If the signal at pin 7 is positive, i.e., at a logic 1 level, transistors 
70-73 are rendered non-conductive. On the other hand, if the signal from 
pin 7 drops to zero, i.e, logic level zero, this drop in potential renders 
transistor 70 conductive which in turn raises the potential at the base of 
transistor 71 rendering that transistor conductive which in turn drops the 
base potential on transistors 72 and 73 of the Darlington circuit to 
render these transistors conductive. The circuit components are selected 
so that the approximately zero potential at the base of transistor 70 
drives the transistors into a fully conductive saturated state and 
therefore, under these conditions stator winding 21a, in effect, is 
directly connected to the positive source 47. 
The companion drive switch 44 includes a PNP type transistor 90 which 
provides a buffered base drive for NPN transistors 91 and 92 which are 
connected in the Darlington configuration. 
Pin 4 from PROM 30 is connected to the base of transistor 90 through a 
resistor 95. The emitter is connected to the positive source and a 
resistor 96 is connected across the emitter-base circuit. The collector of 
transistor 90 is connected to the base of transistor 91 of the Darlington 
circuit via a resistor 97 and an isolating diode 98. The collectors of 
transistors 91 and 92 are connected to the free end of stator winding 21a 
whereas the emitter of transistor 91 is connected to the base of 
transistor 92 and the emitter of transistor 92 is connected to ground. 
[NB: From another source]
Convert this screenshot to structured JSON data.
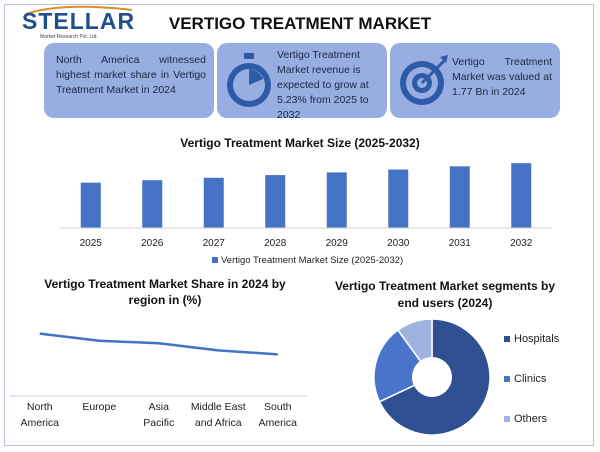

Resistors 94 and 99 are connected across the base-emitter circuits of 
transistors 91 and 92, respectively. Diode 100 is poled in the reverse 
direction and is connected across the collector-emitter circuit of 
transistor 92. 
If the signal from the PROM is positive, i.e., logic 1, transistors 90-92 
are rendered non-conductive. If the signal from the PROM drops to zero, 
i.e., logic zero, this drop in potential renders transistor 90 conductive 
which in turn raises the potential at the bases of transistors 91 and 92 
to likewise drive these transistors into a fully conductive state. Thus, a 
logic zero signal on pin 4 of the PROM renders drive transistors 91 and 92 
fully conductive and therefore, in effect, connects the free end of 
winding 21a to ground. 
Since there are relatively few components in the motor controller according 
to this invention as illustrated in FIG. 1, the components can 
conveniently be mounted on a circular printed circuit board roughly the 
same diameter as the motor. Such a printed circuit board including the 
Hall devices can be mounted so that the leakage flux from the discrete 
permanent magnet rotor poles is sensed by the board mounted digital Hall 
devices. Preferably the Hall devices in such an arrangement would be 
provided with adjustable permanent magnets which can be used as trimmers 
so that each Hall device senses a magnetic condition over 60 electrical 
degrees. 
It should be apparent to those skilled in the art that there are many 
possible variations within the scope of this invention which is the more 
particularly defined in the appended claims.